Too many Perls
Archive - Originally posted on "The Horse's Mouth" - 2004-11-30 05:59:54 - Graham EllisWhy do people invent new programming languages? In some cases it's for commercial reasons - they want a share of the cake and really they would be far more efficiently employed elsewhere; I guess that languages such as J++ and C# fell/fall into this category, but then that's a personal view that not everyone might share. For sure, such languages can end up being a success, but often at the expense of a different and perfectly good language that was already around.
Other languages (I think we can call Perl 6 a "new language") are a genuine move to new ground - in the case of Perl 6, taking a language that's coming up to 20 years old and using what's been learnt in those last 20 years to provide something designed for the next 20. When Perl was first written, functions like format and write were a vital part of the language and the "." operator was a natural for string concatenation.
Yet other languages fill niches. PHP is a good example; it's (?) the first language to be truly written to provide web site content rather than simply embedding an existing language in web pages or interfacing it through CGI. And the result? For the niche that it's in, it provides a really excellent solution with little compromise to other wider application area - and it's made it big as a result, now being available on about a third or worldwide domains.

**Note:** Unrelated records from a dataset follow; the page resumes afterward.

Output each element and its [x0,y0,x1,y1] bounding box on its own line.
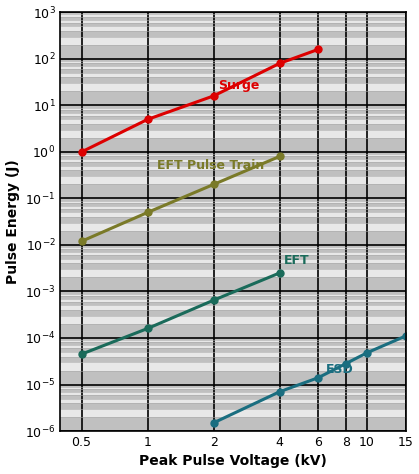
Bar [60,264,406,269]
Text: EFT: EFT [284,255,310,267]
Bar [60,409,406,417]
Bar [60,73,406,77]
Bar [60,417,406,431]
Bar [60,362,406,371]
Bar [60,36,406,45]
Bar [60,162,406,166]
Bar [60,292,406,293]
Bar [60,124,406,130]
Bar [60,249,406,252]
Bar [60,310,406,316]
Bar [60,17,406,19]
X-axis label: Peak Pulse Voltage (kV): Peak Pulse Voltage (kV) [139,455,327,468]
Bar [60,110,406,113]
Bar [60,259,406,264]
Bar [60,356,406,362]
Bar [60,324,406,338]
Bar [60,64,406,66]
Bar [60,113,406,116]
Bar [60,154,406,156]
Bar [60,156,406,159]
Bar [60,27,406,31]
Bar [60,206,406,209]
Bar [60,302,406,305]
Bar [60,171,406,176]
Bar [60,299,406,302]
Bar [60,384,406,387]
Text: EFT Pulse Train: EFT Pulse Train [157,159,264,173]
Bar [60,245,406,247]
Bar [60,352,406,356]
Bar [60,403,406,409]
Bar [60,83,406,91]
Bar [60,392,406,395]
Bar [60,176,406,184]
Bar [60,108,406,110]
Bar [60,212,406,217]
Bar [60,399,406,403]
Bar [60,305,406,310]
Text: ESD: ESD [326,363,354,375]
Bar [60,138,406,152]
Bar [60,293,406,296]
Bar [60,130,406,138]
Bar [60,340,406,343]
Bar [60,12,406,15]
Bar [60,395,406,399]
Bar [60,371,406,384]
Bar [60,23,406,27]
Bar [60,45,406,59]
Bar [60,69,406,73]
Bar [60,19,406,23]
Bar [60,269,406,277]
Bar [60,223,406,231]
Bar [60,77,406,83]
Bar [60,66,406,69]
Text: Surge: Surge [218,80,260,92]
Y-axis label: Pulse Energy (J): Pulse Energy (J) [5,159,20,284]
Bar [60,159,406,162]
Bar [60,152,406,154]
Bar [60,247,406,249]
Bar [60,166,406,171]
Bar [60,61,406,64]
Bar [60,338,406,340]
Bar [60,389,406,392]
Bar [60,255,406,259]
Bar [60,345,406,348]
Bar [60,31,406,36]
Bar [60,203,406,206]
Bar [60,199,406,201]
Bar [60,15,406,17]
Bar [60,316,406,324]
Bar [60,59,406,61]
Bar [60,296,406,299]
Bar [60,91,406,105]
Bar [60,105,406,108]
Bar [60,252,406,255]
Bar [60,119,406,124]
Bar [60,217,406,223]
Bar [60,348,406,352]
Bar [60,209,406,212]
Bar [60,201,406,203]
Bar [60,343,406,345]
Bar [60,184,406,199]
Bar [60,116,406,119]
Bar [60,277,406,292]
Bar [60,231,406,245]
Bar [60,387,406,389]
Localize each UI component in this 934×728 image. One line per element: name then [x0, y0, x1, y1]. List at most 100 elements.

PHP's success is based on the premise that it's a web language and modifications, developments and enhancements are aimed in that direction. It turns out that it's also very good for certain stand alone use, and I'll even encourage people to use it stand alone in certain circumstances but that's not its main thrust and to add facilities to the language to improve its support for a non-core use at the expense of its core use would be a mistake. I was, then, very happy to listen to Rasmus Lerdorf talking on this subject last month - to hear him say that the future direction remains the web and that the language is not looking to widen itself into a general purpose computing language. I think he's right; we already have one C and two Perls, and three Perls (one called PHP) would be one Perl too many.